Here’s a basic example, which loads data from the hypothetical example/foo
HuggingFace dataset (image + text),
and formats the data as Oumi Conversation
-s for SFT tuning:
from oumi.core.datasets import VisionLanguageSftDataset
from oumi.core.registry import register_dataset
from oumi.core.types.conversation import ContentItem, Conversation, Message, Role, Type
@register_dataset("your_vl_sft_dataset_name")
class CustomVLDataset(VisionLanguageSftDataset):
"""Dataset class for the `example/foo` dataset."""
default_dataset = "example/foo" # Name of the original HuggingFace dataset (image + text)
def transform_conversation(self, example: Dict[str, Any]) -> Conversation:
"""Transform raw data into a conversation with images."""

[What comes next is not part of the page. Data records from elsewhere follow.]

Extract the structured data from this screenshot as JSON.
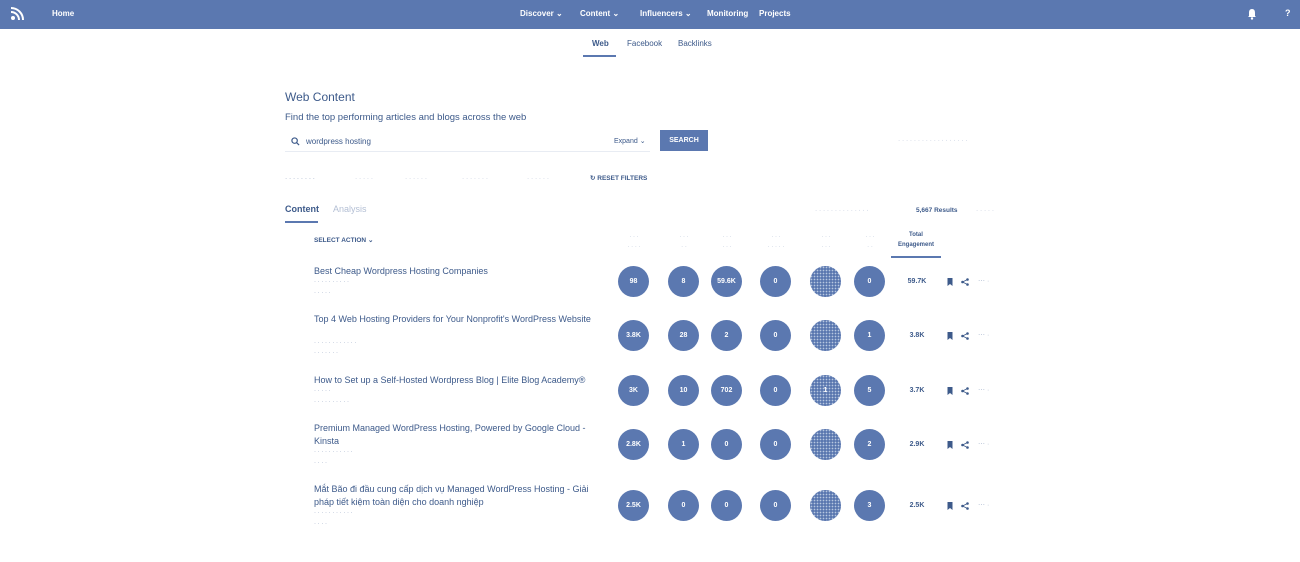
{
  "topbar": {
    "home": "Home",
    "nav": [
      {
        "label": "Discover",
        "has_dropdown": true
      },
      {
        "label": "Content",
        "has_dropdown": true
      },
      {
        "label": "Influencers",
        "has_dropdown": true
      },
      {
        "label": "Monitoring",
        "has_dropdown": false
      },
      {
        "label": "Projects",
        "has_dropdown": false
      }
    ],
    "help": "?",
    "icons": [
      "rss-logo-icon",
      "bell-icon"
    ]
  },
  "subtabs": [
    "Web",
    "Facebook",
    "Backlinks"
  ],
  "page": {
    "title": "Web Content",
    "subtitle": "Find the top performing articles and blogs across the web"
  },
  "search": {
    "value": "wordpress hosting",
    "expand": "Expand",
    "button": "SEARCH"
  },
  "filters": {
    "reset": "RESET FILTERS"
  },
  "content_tabs": [
    "Content",
    "Analysis"
  ],
  "results_count": "5,667 Results",
  "select_action": "SELECT ACTION",
  "column_header_total": "Total Engagement",
  "colors": {
    "accent": "#5b78b0",
    "text": "#3d5a8a",
    "faint": "#b3bfd4"
  },
  "rows": [
    {
      "title": "Best Cheap Wordpress Hosting Companies",
      "values": [
        "98",
        "8",
        "59.6K",
        "0",
        "",
        "0"
      ],
      "total": "59.7K"
    },
    {
      "title": "Top 4 Web Hosting Providers for Your Nonprofit's WordPress Website",
      "values": [
        "3.8K",
        "28",
        "2",
        "0",
        "",
        "1"
      ],
      "total": "3.8K"
    },
    {
      "title": "How to Set up a Self-Hosted Wordpress Blog | Elite Blog Academy®",
      "values": [
        "3K",
        "10",
        "702",
        "0",
        "1",
        "5"
      ],
      "total": "3.7K"
    },
    {
      "title": "Premium Managed WordPress Hosting, Powered by Google Cloud - Kinsta",
      "values": [
        "2.8K",
        "1",
        "0",
        "0",
        "",
        "2"
      ],
      "total": "2.9K"
    },
    {
      "title": "Mắt Bão đi đầu cung cấp dịch vụ Managed WordPress Hosting - Giải pháp tiết kiệm toàn diện cho doanh nghiệp",
      "values": [
        "2.5K",
        "0",
        "0",
        "0",
        "",
        "3"
      ],
      "total": "2.5K"
    }
  ]
}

# Transform the raw example into a Conversation object
# 'example' represents one row of the raw dataset
# Structure of 'example':
# {
# 'image_bytes': bytes, # PNG bytes of the image
# 'question': str, # The user's question about the image
# 'answer': str # The assistant's response
# }
conversation = Conversation(
messages=[
Message(role=Role.USER, content=[
ContentItem(type=Type.IMAGE_BINARY, binary=example['image_bytes']),
ContentItem(type=Type.TEXT, content=example['question']),
]),
Message(role=Role.ASSISTANT, content=example['answer'])
]
)
return conversation
Note
The key difference in VL-SFT datasets is the inclusion of image data, typically represented as an additional ContentItem
with type=Type.IMAGE_BINARY
, type=Type.IMAGE_PATH
or Type.IMAGE_URL
.
For more advanced VL-SFT dataset implementations, explore the oumi.datasets.vision_language
module.
Using Custom Datasets via the CLI#
See Customizing Oumi to quickly enable your dataset when using the CLI.